Записки. 1793–1831 | страница 48
Начальник удельной экспедиции, советник К., был человек добрый, мягкий, но без всякой энергии и воли, довольно простоватый, старый и занимался более подправкой масляной краской испорченных картин у графов Шереметева и Мусина-Пушкина. Это составляло его кредит; но его поддерживала еще хитрая его жена, находившаяся в тесной связи с известной тогда Прасковьей Степановной, любимицей министра уделов. Презренная эта связь заставила меня презирать и советника, и жену его, пользовавшихся таким гнусным кредитом, даже и всех товарищей и служащих в экспедиции, которые ползали перед начальником из этой подлой связи[102]. В самом деле, я бранился с подчиненными и неоднократно заставлял возвращать крестьянину насильно у него взятое.
Спустя неделю после вступления моего в должность, явилась в суд крестьянка села Коломенского, бросилась перед советником на колена и просила защиты. «Отдают, — говорила она, — по мирскому приговору, мужа моего, отца пятерых малолетних детей, в рекруты, чтобы спасти богатого крестьянина, на котором очередь, от рекрутства». Советник обратился к секретарю, который объявил, что делать нечего, ибо это сделано по мирскому приговору.
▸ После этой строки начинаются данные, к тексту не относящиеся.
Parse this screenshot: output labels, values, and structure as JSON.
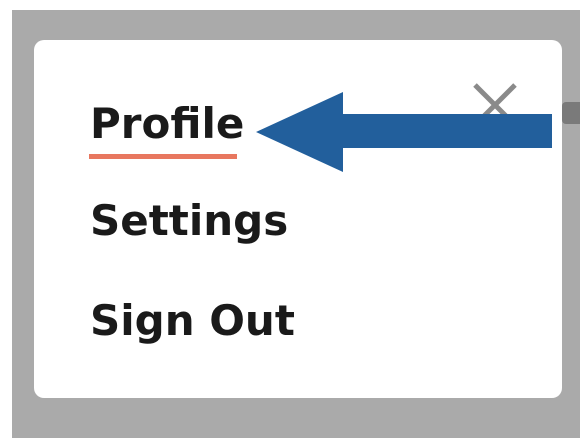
{
  "menu": {
    "items": [
      {
        "label": "Profile",
        "active": true
      },
      {
        "label": "Settings",
        "active": false
      },
      {
        "label": "Sign Out",
        "active": false
      }
    ],
    "close_icon": "close-icon"
  },
  "annotation": {
    "arrow_icon": "left-arrow-icon",
    "arrow_color": "#225f9c"
  },
  "colors": {
    "backdrop": "#aaaaaa",
    "card": "#ffffff",
    "active_underline": "#e8775f",
    "text": "#1a1a1a",
    "close_icon": "#8a8a8a"
  }
}
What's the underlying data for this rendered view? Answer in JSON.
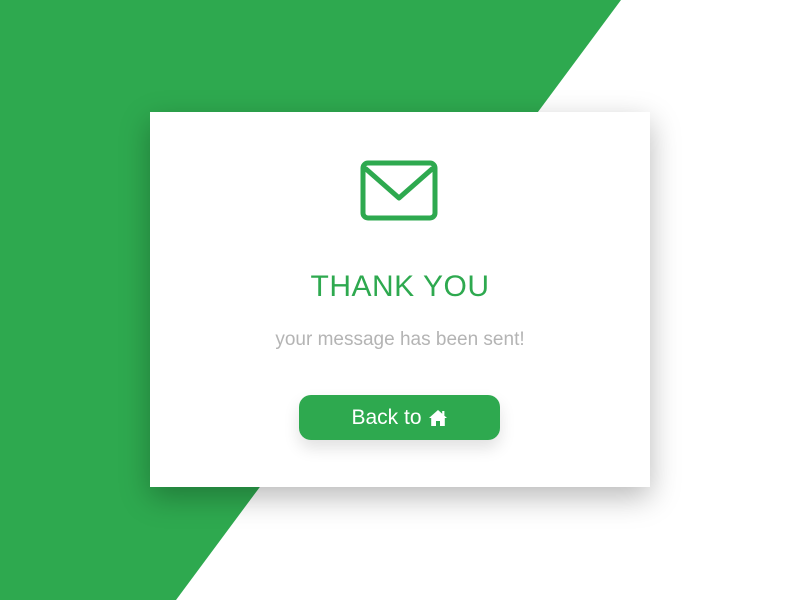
{
  "colors": {
    "brand": "#2ea94f",
    "background": "#ffffff",
    "card": "#ffffff",
    "muted_text": "#b4b4b4"
  },
  "icons": {
    "header": "mail-icon",
    "button": "home-icon"
  },
  "card": {
    "title": "THANK YOU",
    "message": "your message has been sent!",
    "button_label": "Back to"
  }
}
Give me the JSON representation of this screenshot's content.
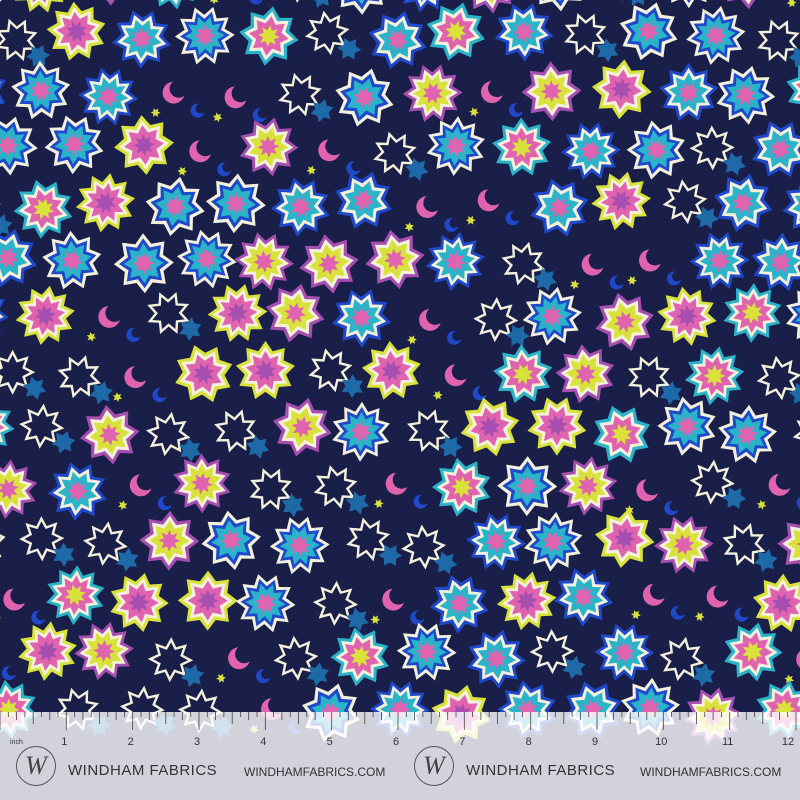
{
  "fabric": {
    "background_color": "#1a1f4a",
    "palette": [
      "#2bb3c9",
      "#e063b0",
      "#d9e23b",
      "#1f49c8",
      "#a64fb0",
      "#f3f1dc",
      "#1e6aa8"
    ],
    "motifs": [
      "star-burst-icon",
      "crescent-moon-icon",
      "small-star-icon",
      "outline-star-icon"
    ]
  },
  "ruler": {
    "unit_label": "inch",
    "numbers": [
      "1",
      "2",
      "3",
      "4",
      "5",
      "6",
      "7",
      "8",
      "9",
      "10",
      "11",
      "12"
    ]
  },
  "watermark": {
    "logo_letter": "W",
    "brand_left": "WINDHAM FABRICS",
    "url_left": "WINDHAMFABRICS.COM",
    "brand_right": "WINDHAM FABRICS",
    "url_right": "WINDHAMFABRICS.COM"
  }
}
— Как нечего? — вскричал я. — Вызвать голову и узнать от него, справедлива ли жалоба крестьянки, и дать ей бедной утешение, что просьба ее не осталась без внимания.
Секретарь сказал советнику:
— Это только умножит дела.
— А зачем мы тут, — сказал я, — если не для того, чтобы подавать помощь обиженным?
Что я ни говорил, как из жалости ни заступался за эту бедную женщину, — все было невпопад. Советник объявил крестьянке, что в этом случае делать нечего, ибо все учинено законно, по мирскому приговору, и экспедиция далее входить не может. Крестьянка пошла со слезами, а я, по окончании присутствия, поскакал в село Коломенское прямо к голове; распрося его подробно обо всем, не состоит ли этот крестьянин в каком-либо дурном замечании, и, получа от него ответ отрицательный, я представил ему всю несправедливость их поступка и увещевал его собрать мирскую сходку и уговорить крестьян переменить этот бессовестный приговор. На другой день, приехал ко мне голова с объявлением, что первый приговор уничтожен; богатый крестьянин, на которого была очередь, представил за себя купленного им с воли рекрута, и муж просительницы освобожден. Я очень обрадовался спасению отца малолетнего семейства; а он, в простоте сердца, сказал: «какой ты, батюшка, страдательный». Немедленно после сего я уведомил г-на министра, согласно приказанию его, о моем поступке, сделанном единственно из человеколюбия.